Day 3 – The Golden Ribbon Bake
  1. 7:00 AM – The Holiday Bake: Preheat your home oven to 375°F (190°C). Brush the top crowns of your beautifully risen, twisted babka loops gently with a light coating of egg wash.
  2. Baking Cycle: Slide the loaf pan onto the center rack of your oven and bake for 30 to 35 minutes until the braided ribbons turn a uniform, deep golden brown. Carefully turn the hot bread out of the loaf pan onto a wire cooling rack and let it cool down entirely before slicing to allow the dense fudge layers to set cleanly.

Notes

-**The Strategic Role of Hybrid Yeast:** While a 100% wild-fermented artisan sourdough babka is technically achievable, adding massive amounts of enriching fats and sugars (butter, eggs, milk) severely slows down wild yeast activity. Forcing a natural proof under these heavy conditions would take an exceptionally long time and risk developing a sharp, acidic tang that clashes with chocolate profiles. Introducing a minuscule 0.7g addition of dry active yeast stabilizes the rise time while maintaining a sweet, buttery crumb profile.

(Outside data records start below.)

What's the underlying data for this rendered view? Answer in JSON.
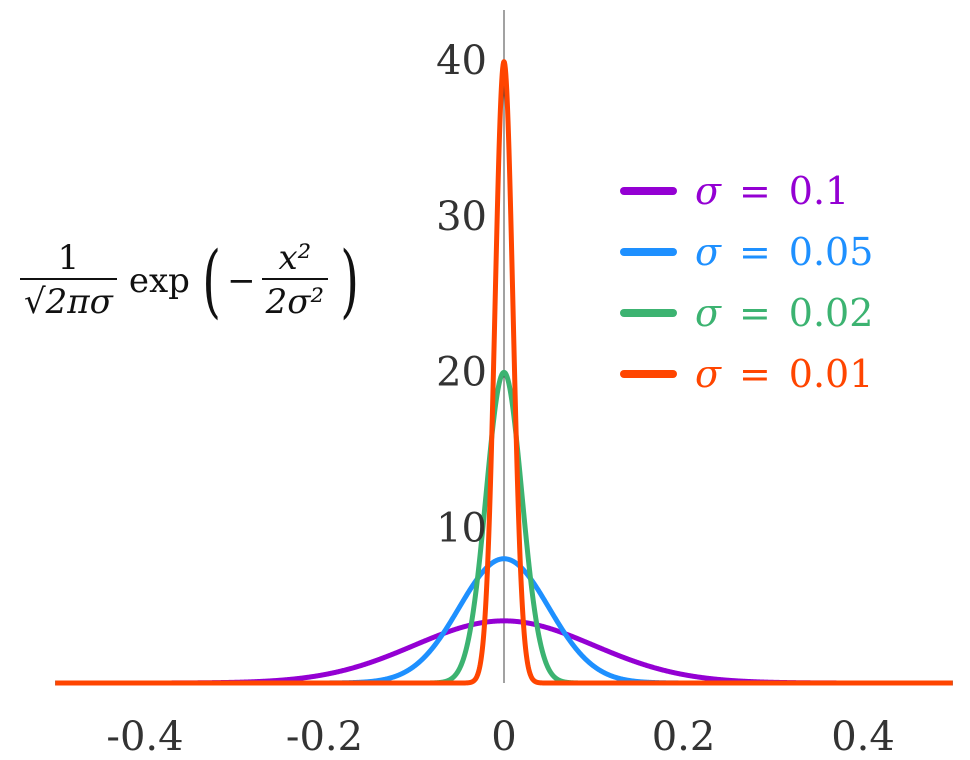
{
  "chart_data": {
    "type": "line",
    "title": "",
    "ylabel": {
      "numerator": "1",
      "denominator": "√2πσ",
      "func": "exp",
      "minus": "−",
      "inner_numerator": "x²",
      "inner_denominator": "2σ²"
    },
    "xlabel": "",
    "xlim": [
      -0.5,
      0.5
    ],
    "ylim": [
      0,
      43
    ],
    "xticks": [
      -0.4,
      -0.2,
      0,
      0.2,
      0.4
    ],
    "xtick_labels": [
      "-0.4",
      "-0.2",
      "0",
      "0.2",
      "0.4"
    ],
    "yticks": [
      10,
      20,
      30,
      40
    ],
    "ytick_labels": [
      "10",
      "20",
      "30",
      "40"
    ],
    "grid": false,
    "legend_position": "top-right",
    "function": "gaussian pdf with mean 0",
    "series": [
      {
        "name": "σ = 0.1",
        "sigma_label": "σ",
        "eq": "=",
        "value_label": "0.1",
        "sigma": 0.1,
        "color": "#9400D3"
      },
      {
        "name": "σ = 0.05",
        "sigma_label": "σ",
        "eq": "=",
        "value_label": "0.05",
        "sigma": 0.05,
        "color": "#1E90FF"
      },
      {
        "name": "σ = 0.02",
        "sigma_label": "σ",
        "eq": "=",
        "value_label": "0.02",
        "sigma": 0.02,
        "color": "#3CB371"
      },
      {
        "name": "σ = 0.01",
        "sigma_label": "σ",
        "eq": "=",
        "value_label": "0.01",
        "sigma": 0.01,
        "color": "#FF4500"
      }
    ]
  }
}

- **Why the Flash Freezer Rest is Non-Negotiable:**Attempting to slice and braid an enriched dough roll while the butter and chocolate spread are at room temperature will result in the filling squishing out completely, creating a muddy, unstructured mess. Spending 10 minutes in the freezer hardens the fat matrices instantly, enabling you to slice a razor-sharp centerline and braid clean, visible layers that bake into distinct ribbon aesthetics.

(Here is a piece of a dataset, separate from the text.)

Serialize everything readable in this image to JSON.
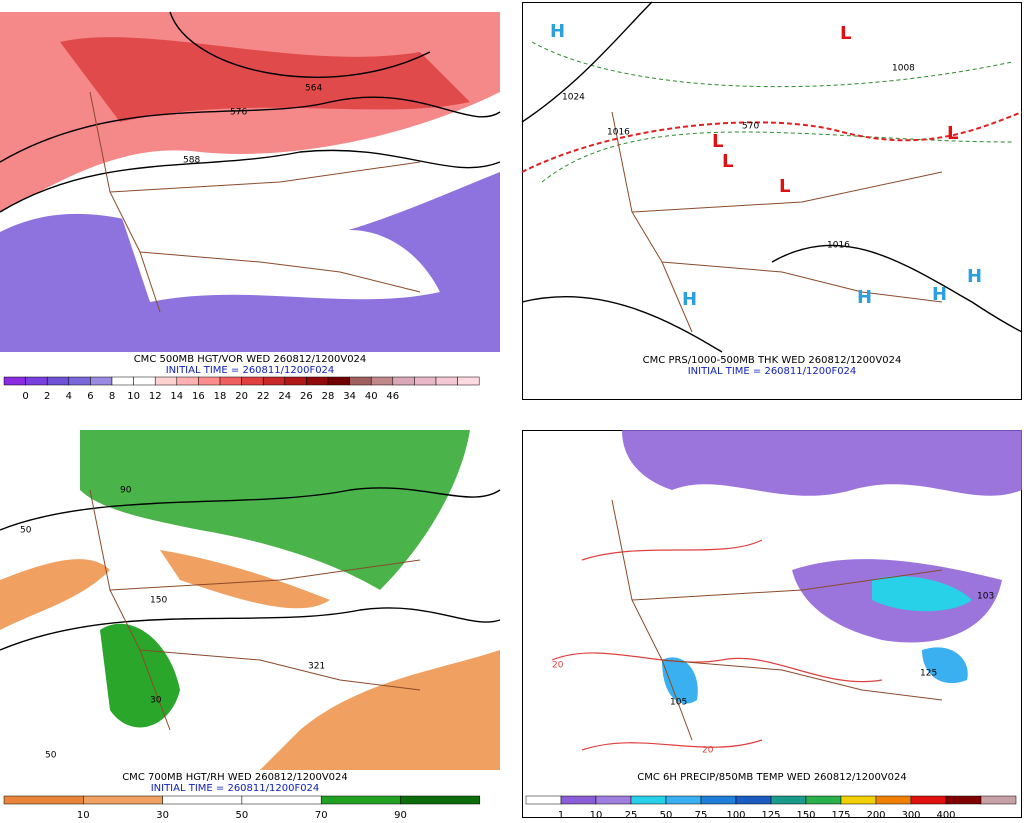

- **Handling High-Fat Warmth Transitions:** If your kitchen runs notably hot (above 80°F/27°C) during the morning mixing phase, your stand mixer motor can generate enough friction heat to melt the butter as it tries to incorporate over 15 minutes. If the dough begins to look greasy, glossy, or separates instead of clearing the bowl sides, stop the mixer instantly, place the bowl into the refrigerator for 10 minutes to firm up the fats, and then resume medium-high speed mixing.
- **Preventing Bottom Crust Scorch:** Because this loaf features concentrated hazelnut chocolate oils settling near the base of the loaf pan, it can be prone to bottom-scorching on aggressive lower oven elements. To insulate your bake, slide an empty, flat baking sheet onto the rack directly underneath your loaf pan halfway through the baking cycle to deflect direct radiant heat waves.